Where Were You, Lord?

Three years ago today, my family’s life changed. Our beloved mother, mother-in-law, and grandma passed away unexpectedly.

None of us escapes death, either our own or a loved one’s. As Christians, we grieve with hope. We feel the agonizing pain and empty place in our hearts, but we also know there is hope. We pray to be reunited with them one day in heaven.

We also face the temptation to question God when faced with death, especially unexpected or tragic circumstances. In January the world mourned when a helicopter crashed in California, taking the lives of Kobe Bryant, Gianna Bryant, Payton Chester, Sarah Chester, Alyssa Altobelli, Keri Altobelli, John Altobelli, Christina Mauser, and Ara Zobayan. Where were you, Lord?

In February, a local community mourned the loss of a young mother. Cancer took her from her three young children nearly two years after a bike accident took their father. It doesn’t make sense. Why would God allow this? Where were you, Lord?

I’m sure you have a unique circumstance to which you can attach this question. It doesn’t feel fair when death steps into the life of a good person. A Christian person. A young child.

John 11:1-44 brought me some comfort after the unexpected passing of my mother-in-law. The apostle John recounts the death and resurrection of Lazarus, a close friend of Jesus. After Lazarus died, Jesus returned to the village where Martha and Mary mourned. Mary approached Jesus and (I imagine) fell apart: “Lord, if you had been here, my brother would not have died.” (John 11:32)

Mary asked Jesus the same question I am tempted to ask in difficult times.

Mary knew Jesus could’ve healed his ailment. She believed in his power to heal the sick. But, Mary didn’t know Jesus claimed victory over death as well.
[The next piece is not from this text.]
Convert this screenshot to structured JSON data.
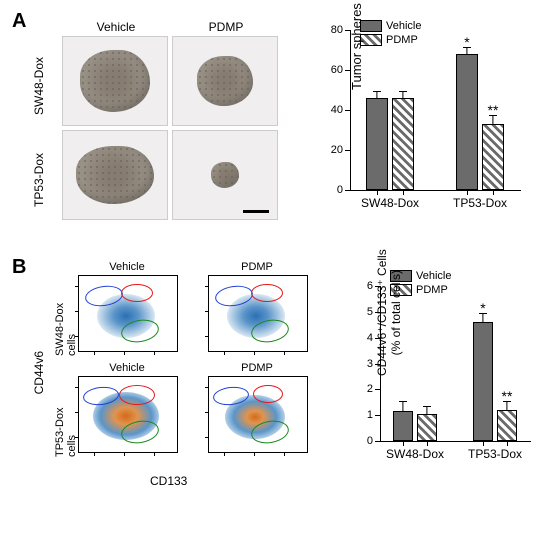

Jesus didn’t admonish her for asking this question. Instead, he felt her pain. He grieved with her. He wept. (John 11:35) The powerful thing, for me anyway, about this short Scripture is that Jesus cried and grieved knowing he was about to bring Lazarus back to life.

As Christians, we know God has the power to do anything. We believe He can intervene in any situation. I believed He could raise Lorrie back to life – and even prayed it as I sat on my knees trying to understand the news I’d just received. If He’d been there, then . . . so perhaps we find ourselves asking, “Where were you, Lord?” 
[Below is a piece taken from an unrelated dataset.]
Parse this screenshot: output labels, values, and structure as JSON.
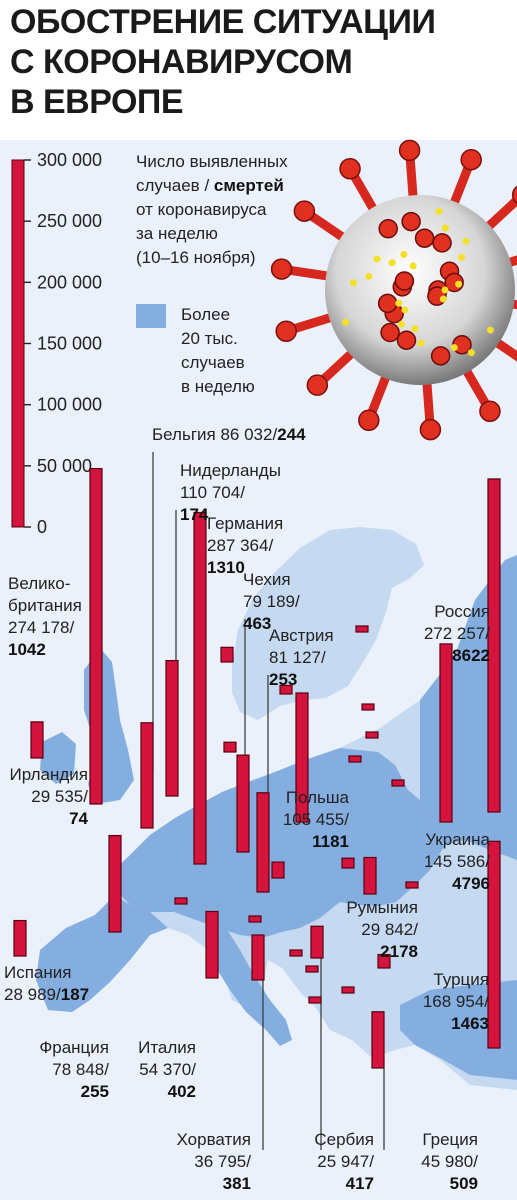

I believe with all my being the answer to that question is: “I was with ______, my beloved child.” He was with Lorrie when she took her last breath. He was with those nine beautiful people on the helicopter that fateful day. He was with the young mom as she left this world for her heavenly home.

Does that make it any easier? No. No, it doesn’t. Grief, as Jesus models, is very real and normal. Knowing God was present with them doesn’t take away the pain. But, for me, it gives hope in my grief. Hope that I will one day be reunited with my loved ones who shared my faith. Hope that maybe in those final moments before death, God is present and real to those who didn’t share the Christian faith. Hope that in those final moments, they realized He was there all along and gave their life to Him.

A final reminder: God didn’t create a world with death and disease. Death and disease are a product of sin, ushered in through The Fall. The enemy wants us to believe God reigns over death. God reigns over life. The enemy doesn’t get to claim victory. Jesus claimed the victory when he defeated death on the Cross. Hold tight to these truths, even especially when the circumstance doesn’t make sense.